CELAC-EU summit, a wasted opportunity | Opinion

The fourth summit of the Community of Latin American and Caribbean States (CELAC) and the European Union (EU), held this Sunday in Santa Marta (Colombia), was a wasted opportunity. The host president, Gustavo Petro, could not guarantee the number of heads of state that a meeting of this magnitude would have deserved. The choice of a Caribbean location far from traditional conventional air routes and without an airport equipped to receive large aircraft, common in the transfer of international delegations, was decisive.

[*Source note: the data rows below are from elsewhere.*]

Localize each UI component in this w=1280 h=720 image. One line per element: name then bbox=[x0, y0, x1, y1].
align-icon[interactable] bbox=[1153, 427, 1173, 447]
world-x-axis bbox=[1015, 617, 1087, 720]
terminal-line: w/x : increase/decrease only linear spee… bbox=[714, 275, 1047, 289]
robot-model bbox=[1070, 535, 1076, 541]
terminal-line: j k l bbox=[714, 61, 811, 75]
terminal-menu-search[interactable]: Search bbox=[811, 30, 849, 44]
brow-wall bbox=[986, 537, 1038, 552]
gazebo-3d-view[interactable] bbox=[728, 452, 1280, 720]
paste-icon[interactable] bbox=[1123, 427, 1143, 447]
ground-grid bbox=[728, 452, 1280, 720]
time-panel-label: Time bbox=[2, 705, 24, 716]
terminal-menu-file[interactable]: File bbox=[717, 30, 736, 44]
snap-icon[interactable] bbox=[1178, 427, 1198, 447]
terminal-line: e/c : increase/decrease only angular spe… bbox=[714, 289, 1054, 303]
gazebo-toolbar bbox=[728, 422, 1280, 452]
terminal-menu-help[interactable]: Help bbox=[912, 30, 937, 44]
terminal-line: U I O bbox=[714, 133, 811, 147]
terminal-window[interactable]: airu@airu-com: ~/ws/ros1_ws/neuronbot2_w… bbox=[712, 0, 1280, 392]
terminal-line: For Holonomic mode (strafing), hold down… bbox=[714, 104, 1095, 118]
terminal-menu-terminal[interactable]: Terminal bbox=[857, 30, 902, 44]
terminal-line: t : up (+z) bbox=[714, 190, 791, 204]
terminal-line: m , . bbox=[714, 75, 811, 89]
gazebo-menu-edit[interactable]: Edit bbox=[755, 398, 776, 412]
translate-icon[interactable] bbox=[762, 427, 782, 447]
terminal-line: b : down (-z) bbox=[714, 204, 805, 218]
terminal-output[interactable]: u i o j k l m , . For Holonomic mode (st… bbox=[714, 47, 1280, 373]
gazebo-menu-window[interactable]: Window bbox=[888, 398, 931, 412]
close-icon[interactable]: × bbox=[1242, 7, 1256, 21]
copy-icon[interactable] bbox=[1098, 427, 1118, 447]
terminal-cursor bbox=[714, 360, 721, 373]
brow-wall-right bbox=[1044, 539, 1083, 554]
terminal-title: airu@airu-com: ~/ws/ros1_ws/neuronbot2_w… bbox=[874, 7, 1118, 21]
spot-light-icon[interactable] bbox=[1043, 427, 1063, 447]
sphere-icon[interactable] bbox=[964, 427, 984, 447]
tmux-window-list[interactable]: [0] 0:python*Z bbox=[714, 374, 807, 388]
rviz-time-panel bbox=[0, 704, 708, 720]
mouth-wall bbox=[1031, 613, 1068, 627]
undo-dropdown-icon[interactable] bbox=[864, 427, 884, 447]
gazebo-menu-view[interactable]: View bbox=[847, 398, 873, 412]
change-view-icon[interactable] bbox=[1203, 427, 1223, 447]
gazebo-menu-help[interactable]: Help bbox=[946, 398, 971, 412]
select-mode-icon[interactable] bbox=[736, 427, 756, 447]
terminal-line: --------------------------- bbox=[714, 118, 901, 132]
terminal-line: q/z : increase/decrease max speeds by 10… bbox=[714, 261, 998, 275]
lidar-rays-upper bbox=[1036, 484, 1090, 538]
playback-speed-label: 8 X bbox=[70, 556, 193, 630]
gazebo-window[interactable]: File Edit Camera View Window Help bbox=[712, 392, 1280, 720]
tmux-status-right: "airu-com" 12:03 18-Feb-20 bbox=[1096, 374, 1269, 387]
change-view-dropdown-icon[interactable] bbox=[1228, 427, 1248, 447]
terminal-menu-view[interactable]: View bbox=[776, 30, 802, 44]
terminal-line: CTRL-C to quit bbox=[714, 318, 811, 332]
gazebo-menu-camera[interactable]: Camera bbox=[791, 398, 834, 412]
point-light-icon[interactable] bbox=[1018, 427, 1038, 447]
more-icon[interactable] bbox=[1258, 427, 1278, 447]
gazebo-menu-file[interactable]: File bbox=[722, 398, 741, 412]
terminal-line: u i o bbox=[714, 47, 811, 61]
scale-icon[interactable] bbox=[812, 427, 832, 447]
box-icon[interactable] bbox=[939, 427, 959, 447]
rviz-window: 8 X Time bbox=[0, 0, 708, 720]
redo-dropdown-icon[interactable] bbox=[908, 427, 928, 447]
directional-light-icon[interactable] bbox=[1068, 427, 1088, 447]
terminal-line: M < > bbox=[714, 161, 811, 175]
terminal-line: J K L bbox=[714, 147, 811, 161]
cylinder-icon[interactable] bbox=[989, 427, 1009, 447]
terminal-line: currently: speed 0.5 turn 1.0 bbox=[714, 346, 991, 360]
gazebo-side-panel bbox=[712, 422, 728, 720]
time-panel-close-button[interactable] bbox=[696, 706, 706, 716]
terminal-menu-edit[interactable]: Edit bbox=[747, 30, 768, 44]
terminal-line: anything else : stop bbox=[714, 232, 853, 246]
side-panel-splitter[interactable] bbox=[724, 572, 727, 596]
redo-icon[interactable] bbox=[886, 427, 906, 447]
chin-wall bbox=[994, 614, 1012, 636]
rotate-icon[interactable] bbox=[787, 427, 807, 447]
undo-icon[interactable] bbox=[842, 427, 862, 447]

Petro intended to take advantage of the presence of fifty authorities from all over the world in view of the COP30 climate summit held in Belém do Pará (Brazil), but he left a day between one meeting and another without activities that would end up discouraging the most hesitant from travelling. The result was an empty summit, with a few front-line leaders, including the Spaniard Pedro Sánchez, and dozens of smaller representatives.

Among the major absences is that of the president of the European Commission, Ursula von der Leyen, who, despite being in Belém on Friday, decided to send the community’s high foreign affairs representative, Kaja Kallas, in her place. The Union’s highest authority was the Prime Minister, António Costa, who hosted the summit together with Petro. It was an unforgivable foreign policy misstep. Beyond the content of the final document – which Nicolás Maduro’s Venezuela decided at the last minute not to sign due to an allusion to the “immense human suffering” caused by the Russian invasion of Ukraine – the Santa Marta summit was supposed to be an exhibition of multilateralism in the face of the diplomatic delusions of the president of the United States, Donald Trump. If Europe intends to oppose the unipolarity supported by Washington, supporting CELAC with a large presence of the authorities was the best strategy.

It is not enough to express good intentions if you do not then put them into practice. The European Union will now have the opportunity to deepen this path with the definitive approval of the free trade agreement with Mercosur, the alliance made up of Brazil, Argentina, Paraguay and Uruguay. The parties are confident that everything will be concluded on December 20, when the presidents of the South American bloc will meet in Rio de Janeiro. It will be the expected end of 25 years of negotiations and a new opportunity to show, once and for all, an alternative agenda to Trump. The Republicans’ tariff war must be responded to with more trade agreements. And to unilateral diplomatic decisions, with more dialogue.